After learning our entrance route, Highway 550, was closed due to the fire we made a change to our plan.
Esther already had the challenge of coping with her fear of heights mixed with a slow acclimation process (sea level to 11,000 feet) we made the decision not to add a raging fire to that list.
Caroline dropped us at the hostel in Lake City, the Ravens Rest. Our new starting point became the Spring Creek Pass trailhead, skipping the first 127 miles of the trail, diving right into the La Garita Wilderness.
Hiking in the Rockies with someone working through a fear of heights would require flexibility, I knew that going into the hike. By lopping off the first part of the trail my attachment to completing a thru-hike (hiking every mile of the trail) was quashed. I hoped that would make the inevitable adjustments to come easier.
When we woke up to the scent of smoke, our first morning on trail, I realized my initial act of flexibility would not make things much easier.
I could see the anxiety in Esther’s eyes before she verbalized it. We had just made a big sacrifice to get away from the fires but they still seemed to haunt us.

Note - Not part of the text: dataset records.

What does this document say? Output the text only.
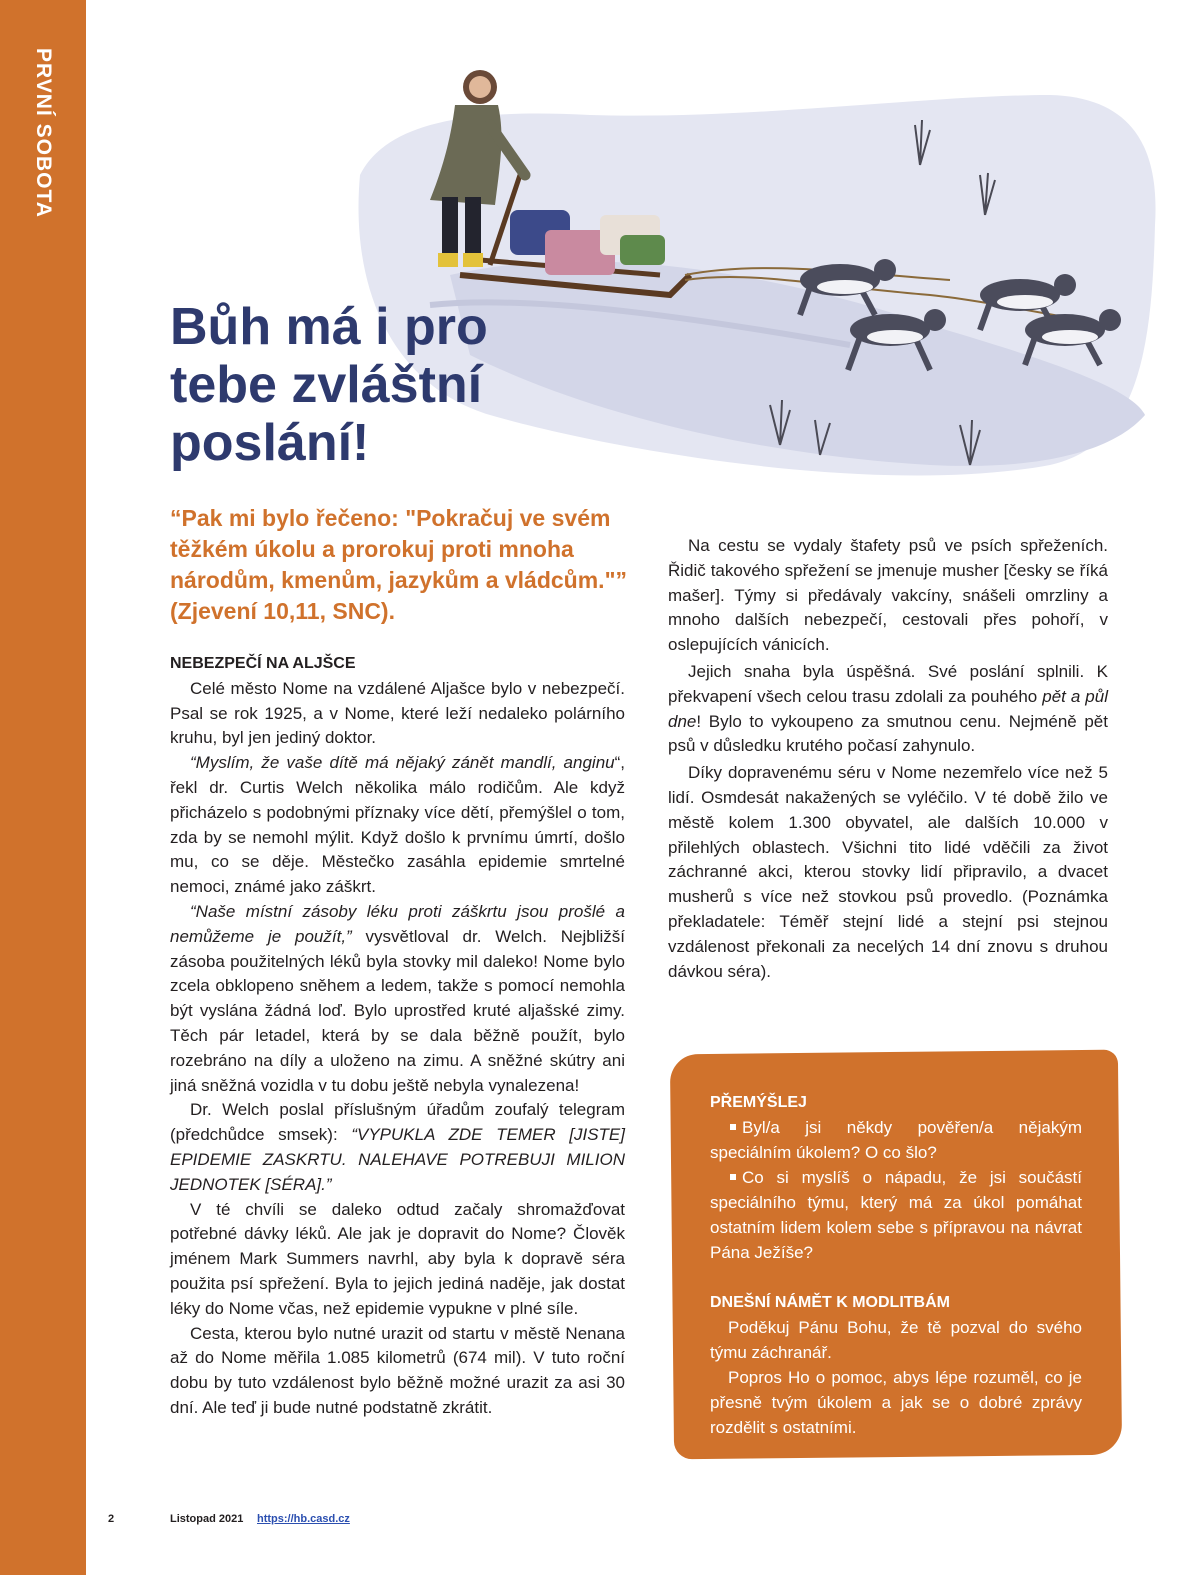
PRVNÍ SOBOTA
Bůh má i pro tebe zvláštní poslání!

“Pak mi bylo řečeno: "Pokračuj ve svém těžkém úkolu a prorokuj proti mnoha národům, kmenům, jazykům a vládcům."” (Zjevení 10,11, SNC).

NEBEZPEČÍ NA ALJŠCE

Celé město Nome na vzdálené Aljašce bylo v nebezpečí. Psal se rok 1925, a v Nome, které leží nedaleko polárního kruhu, byl jen jediný doktor.

“Myslím, že vaše dítě má nějaký zánět mandlí, anginu“, řekl dr. Curtis Welch několika málo rodičům. Ale když přicházelo s podobnými příznaky více dětí, přemýšlel o tom, zda by se nemohl mýlit. Když došlo k prvnímu úmrtí, došlo mu, co se děje. Městečko zasáhla epidemie smrtelné nemoci, známé jako záškrt.

“Naše místní zásoby léku proti záškrtu jsou prošlé a nemůžeme je použít,” vysvětloval dr. Welch. Nejbližší zásoba použitelných léků byla stovky mil daleko! Nome bylo zcela obklopeno sněhem a ledem, takže s pomocí nemohla být vyslána žádná loď. Bylo uprostřed kruté aljašské zimy. Těch pár letadel, která by se dala běžně použít, bylo rozebráno na díly a uloženo na zimu. A sněžné skútry ani jiná sněžná vozidla v tu dobu ještě nebyla vynalezena!

Dr. Welch poslal příslušným úřadům zoufalý telegram (předchůdce smsek): “VYPUKLA ZDE TEMER [JISTE] EPIDEMIE ZASKRTU. NALEHAVE POTREBUJI MILION JEDNOTEK [SÉRA].”

V té chvíli se daleko odtud začaly shromažďovat potřebné dávky léků. Ale jak je dopravit do Nome? Člověk jménem Mark Summers navrhl, aby byla k dopravě séra použita psí spřežení. Byla to jejich jediná naděje, jak dostat léky do Nome včas, než epidemie vypukne v plné síle.

Cesta, kterou bylo nutné urazit od startu v městě Nenana až do Nome měřila 1.085 kilometrů (674 mil). V tuto roční dobu by tuto vzdálenost bylo běžně možné urazit za asi 30 dní. Ale teď ji bude nutné podstatně zkrátit.

Na cestu se vydaly štafety psů ve psích spřeženích. Řidič takového spřežení se jmenuje musher [česky se říká mašer]. Týmy si předávaly vakcíny, snášeli omrzliny a mnoho dalších nebezpečí, cestovali přes pohoří, v oslepujících vánicích.

Jejich snaha byla úspěšná. Své poslání splnili. K překvapení všech celou trasu zdolali za pouhého pět a půl dne! Bylo to vykoupeno za smutnou cenu. Nejméně pět psů v důsledku krutého počasí zahynulo.

Díky dopravenému séru v Nome nezemřelo více než 5 lidí. Osmdesát nakažených se vyléčilo. V té době žilo ve městě kolem 1.300 obyvatel, ale dalších 10.000 v přilehlých oblastech. Všichni tito lidé vděčili za život záchranné akci, kterou stovky lidí připravilo, a dvacet musherů s více než stovkou psů provedlo. (Poznámka překladatele: Téměř stejní lidé a stejní psi stejnou vzdálenost překonali za necelých 14 dní znovu s druhou dávkou séra).

PŘEMÝŠLEJ

Byl/a jsi někdy pověřen/a nějakým speciálním úkolem? O co šlo?

Co si myslíš o nápadu, že jsi součástí speciálního týmu, který má za úkol pomáhat ostatním lidem kolem sebe s přípravou na návrat Pána Ježíše?

DNEŠNÍ NÁMĚT K MODLITBÁM

Poděkuj Pánu Bohu, že tě pozval do svého týmu záchranář.

Popros Ho o pomoc, abys lépe rozuměl, co je přesně tvým úkolem a jak se o dobré zprávy rozdělit s ostatními.

2	Listopad 2021 https://hb.casd.cz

I knew the smell was likely due to some winds gone awry and that we were many miles from fire danger, but my knowing this didn’t do much to quill Esthers fear.
However, we had come this far so begrudgingly we started our day’s hike. Within a few miles we where both feeling a lot better and happy to be on trial, the 360 views helped.
Six miles in we started ascending a ridge snaking its way along the border of the La Gartia Wilderness. I glanced over my shoulders many times over the next mile, each time met by an anxious but determined glare, until we finally reached the highest point of the segment at 12,785 feet.
I could tell Esther was shaken up and I quickly found a flat-ish place for us to have lunch and decompress. Overall I was happy, she had overcome her fear and got passed one of the hardest ridges on the trail, the feeling wasn’t mutual.
Over a lunch of tofu hotdogs, we discussed what we had just hiked, and the hike to come both that day and over the next month.
While she admitted to having gotten over the ridge without an overwhelming amount of fear for our current predicament her fear of the unknown to come was eating her up.
In my intellectual manner, I proceeded to show her how we could read the topographical maps and see how precipitous the trails to come would be. This didn’t convince her. I told her we could turn back any time we hit a ridge too scary or hard. That did as much to make her feel better. We decided to go back to our original campsite to reevaluate our plan.
Over the next day, we decided to start our hike in Denver and work our way southbound toward Durango. The gradual start of that direction made Esther feel better and would allow us more time to acclimate. Waterton Canyon, the official northern terminus of the Colorado Trail, starts at 5,522 feet and in over 50 miles makes its way to 10,000 feet.
My hope is that easing into this gradual transition will make the challenges to come more bearable, and the promise of bighorn sheep lurking in the canyon excites me.